Anyway, I used this particularly neat yet considerably simple method to create capitalized words or commit-block-based patterns for years without any commits in the past, resembling something significant (i.e. to say, as far as I’m personally concerned :) that happened within one. Here’s a contemporary example:
Given GitHub’s release in April 2008, one can also view the contributions in 3D via Skyline for years >= 2008:
Instead of manually making these commits, I created a shell script that automates the creation of such commit structures for a particular year back in time, whilst iterating through all the days (keeping HH:MM:SS constant) in a year.

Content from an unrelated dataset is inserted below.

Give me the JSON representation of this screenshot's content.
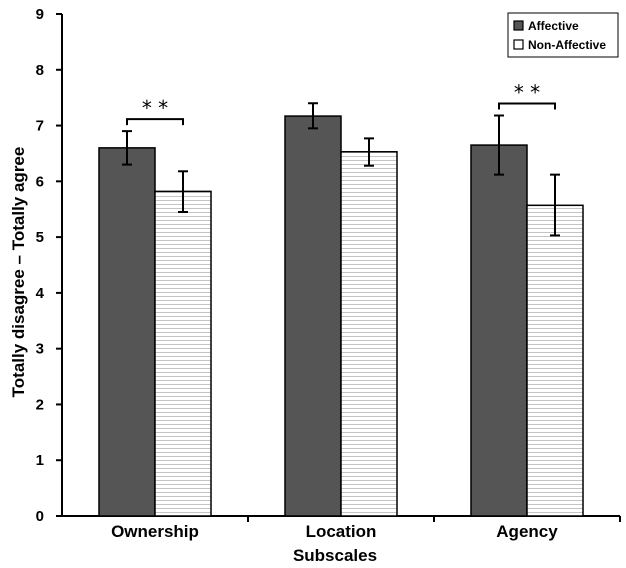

Although meaningless, I intend to open-source this at some point. Here are a few specifics for my current version:
- Only letters from the English alphabet are supported at the moment (could have made it alphanumeric, but while considering numbers I couldn’t really think of another way to represent ‘5’ differently from ‘S’ in terms of this seven-segment display type notation), and each of these have a set of pre-defined rules of construction from a starting point or day (always a Monday) to an end point/day that is picked unintuitively (simply skips past more iterations for certain characters that do not end on a Friday like most letters).
- Length of the input word (if single), is limited to 8 characters/letters, as using ones like ‘M’, ‘W’ or ‘X’ consume a width composed of 5 week-blocks each (the maximum given the worst-case scenario; for the best case, the number would be much higher if the input string was only composed of ‘I’s), and eight of them wouldn’t leave room for more of the same (i.e., a 9th W/M/X is not possible given that I’m considering gaps in between the letters, in addition to ones for the starting and ending week(s) of the year).
- Specification of gradient ‘levels’ for each letter, which based on the relative commit frequency, sets a different colo(u)r among the shades of green (or red-green/RG variants as seen during Halloween) that GitHub currently has for its palette. This is particularly useful for instance, to highlight a particular letter or a word and make it distinct from another:
- Notice the gap of three weeks in between the two words above? That too is given by a configurable parameter in my script, one that sets the number of blocks (in weeks) to leave a set (groups of seven) of iterations without any commits in between for a whitespace in the user-specified input string (default is set to one, which again, is the gap between any two letters in a word), indicative of a separation in between two words (pretty similar to the keyword separation and detection phase in my resume ranker, which I’ve been refactoring and attempting to port to Kotlin since the past few days). This helps to figure the remnant space for incorporating more letters and similar length words based on the specified inter-word gap. As a constraint, the limiting number is fifty (just two weeks short of the total count in a year).
Given that the semester is over, I thought I’d invest some time to make such silliness see the light of day, apart from brainstorming newfangled projects and improving upon the existing ones (and even posts, as you might notice some minor revisions). As prior preparation becomes a natural necessity, it seems I now need to do some research to be able to work on interesting stuff that this summer has in store for me!